TabPFN won every metric. A 2-3 point AUC gap is significant in credit risk, where models are compared at the third decimal.

ROC curves on holdout set showing TabPFN-2.5 (AUC=0.8726) outperforming LightGBM (0.8495) and XGBoost (0.8469) — ROC curves on the holdout set. TabPFN-2.5 consistently dominates across all operating points.

The cost: TabPFN took 5-12 seconds per fold versus 0.07-0.30 seconds for trees. A 40-100x latency penalty.

// Why Calibration Matters More Than AUC in Credit Risk

Calibration lets the models output actual probabilities (if they’re well calibrated). In Credit Risk, you MUST care because if your model tells you a 15% probability of default you actually want to OBSERVE a 15% of default rate.

AUC is a beauty contest, it tells you the model can rank borrowers. But ranking isn’t enough. Pricing, loss provisioning, capital reserves, regulatory stress testing, all of these depend on the predicted probability of default being accurate, not just ordinally correct.

Calibration plot showing TabPFN-2.5 tracking closer to the perfect calibration diagonal than XGBoost and LightGBM — Calibration curves (quantile bins). TabPFN tracks the diagonal of a perfectly calibrated model more closely.

TabPFN delivers calibrated probabilities out of the box. No isotonic regression. No Platt scaling. No post-hoc fix.
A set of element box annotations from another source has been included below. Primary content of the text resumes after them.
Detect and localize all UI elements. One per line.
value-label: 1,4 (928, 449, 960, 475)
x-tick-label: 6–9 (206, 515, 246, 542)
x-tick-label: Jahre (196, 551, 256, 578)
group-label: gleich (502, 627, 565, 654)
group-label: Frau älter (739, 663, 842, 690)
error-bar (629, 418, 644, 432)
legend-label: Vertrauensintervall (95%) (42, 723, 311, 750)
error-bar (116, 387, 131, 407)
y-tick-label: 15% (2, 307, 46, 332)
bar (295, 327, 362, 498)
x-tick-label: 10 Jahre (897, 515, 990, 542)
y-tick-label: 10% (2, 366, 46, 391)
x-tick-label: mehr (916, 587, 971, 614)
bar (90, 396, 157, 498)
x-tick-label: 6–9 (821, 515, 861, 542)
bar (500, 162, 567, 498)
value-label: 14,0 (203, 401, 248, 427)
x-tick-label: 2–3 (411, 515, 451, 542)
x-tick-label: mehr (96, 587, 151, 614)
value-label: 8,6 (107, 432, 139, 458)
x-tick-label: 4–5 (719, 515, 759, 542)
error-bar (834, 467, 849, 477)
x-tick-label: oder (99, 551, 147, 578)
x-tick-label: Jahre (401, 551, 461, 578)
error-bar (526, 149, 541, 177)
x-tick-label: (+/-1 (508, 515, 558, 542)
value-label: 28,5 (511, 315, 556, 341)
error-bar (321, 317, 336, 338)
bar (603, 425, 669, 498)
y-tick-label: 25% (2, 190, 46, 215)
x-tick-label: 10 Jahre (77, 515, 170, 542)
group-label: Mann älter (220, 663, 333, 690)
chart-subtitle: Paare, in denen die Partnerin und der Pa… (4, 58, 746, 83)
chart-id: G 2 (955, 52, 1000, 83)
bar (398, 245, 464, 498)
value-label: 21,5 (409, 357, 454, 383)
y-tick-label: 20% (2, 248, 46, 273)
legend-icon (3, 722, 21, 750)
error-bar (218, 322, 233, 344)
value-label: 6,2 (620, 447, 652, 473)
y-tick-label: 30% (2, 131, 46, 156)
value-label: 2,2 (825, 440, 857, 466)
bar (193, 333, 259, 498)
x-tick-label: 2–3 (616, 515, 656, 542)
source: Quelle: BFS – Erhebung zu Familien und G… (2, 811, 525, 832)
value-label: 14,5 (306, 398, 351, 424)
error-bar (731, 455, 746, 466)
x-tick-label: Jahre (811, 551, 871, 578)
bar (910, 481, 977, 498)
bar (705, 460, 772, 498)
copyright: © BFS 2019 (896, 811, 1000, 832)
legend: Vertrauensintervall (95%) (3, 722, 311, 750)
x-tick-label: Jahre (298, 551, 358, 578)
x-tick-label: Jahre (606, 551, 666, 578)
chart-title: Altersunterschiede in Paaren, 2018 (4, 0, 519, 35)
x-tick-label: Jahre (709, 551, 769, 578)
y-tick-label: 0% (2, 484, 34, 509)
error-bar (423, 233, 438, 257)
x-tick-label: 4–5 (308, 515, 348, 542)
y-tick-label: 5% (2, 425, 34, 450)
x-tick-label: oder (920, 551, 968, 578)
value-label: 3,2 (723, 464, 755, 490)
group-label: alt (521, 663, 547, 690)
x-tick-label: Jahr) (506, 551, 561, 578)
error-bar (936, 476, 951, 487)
The probabilities are right because the model is doing Bayesian inference, averaging over possible explanations rather than committing to a single tree structure.
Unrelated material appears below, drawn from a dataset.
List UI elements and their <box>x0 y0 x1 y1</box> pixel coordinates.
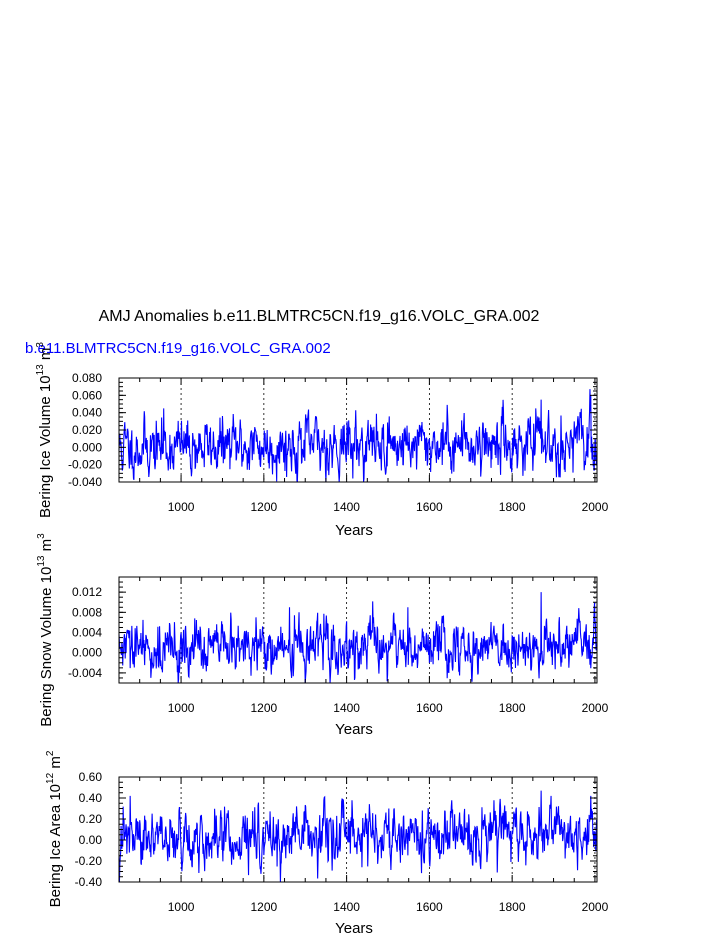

Observed default rate versus predicted probability of default by risk decile, showing TabPFN predictions align more closely with observed rates — Observed default rate vs. predicted PD by risk decile. TabPFN’s predictions align more tightly with actual outcomes across the risk spectrum.

Look at the predictions from the tree-based models. Constantly higher than the observed default rate making the models much more conservative and wildly uncalibrated.

// Where TabPFN Falls Short: Scale, and Latency

Before you replace all of your models, think about this:

Sample size limits: TabPFN-2.5 handles up to ~50,000 samples and 2,000 features. That covers a lot of credit modeling use cases: early-stage fintech, niche portfolios, segments with limited history. But if you’re scoring a 10-million-row mortgage portfolio, you’ll need sampling strategies or a hybrid approach.
Speed: In real-time decisioning at scale, latency matters. Prior Labs is working on a distillation engine that promises tree-level latency with foundation-model accuracy, but it’s not open source yet.

And above all, this was ONE dataset. You should test TabPFN on your data, with your features, against your tuned pipeline.

// What TabPFN Means for Credit Risk Modeling

A foundation model just delivered strong credit risk performance with no domain knowledge, no feature engineering, and no hyperparameter tuning.

It’s not production-ready yet. Sample size limits and latency concerns are real.

Domain expertise is staying for now: translating model outputs into business decisions, satisfying model risk requirements, knowing which features leak; that is staying.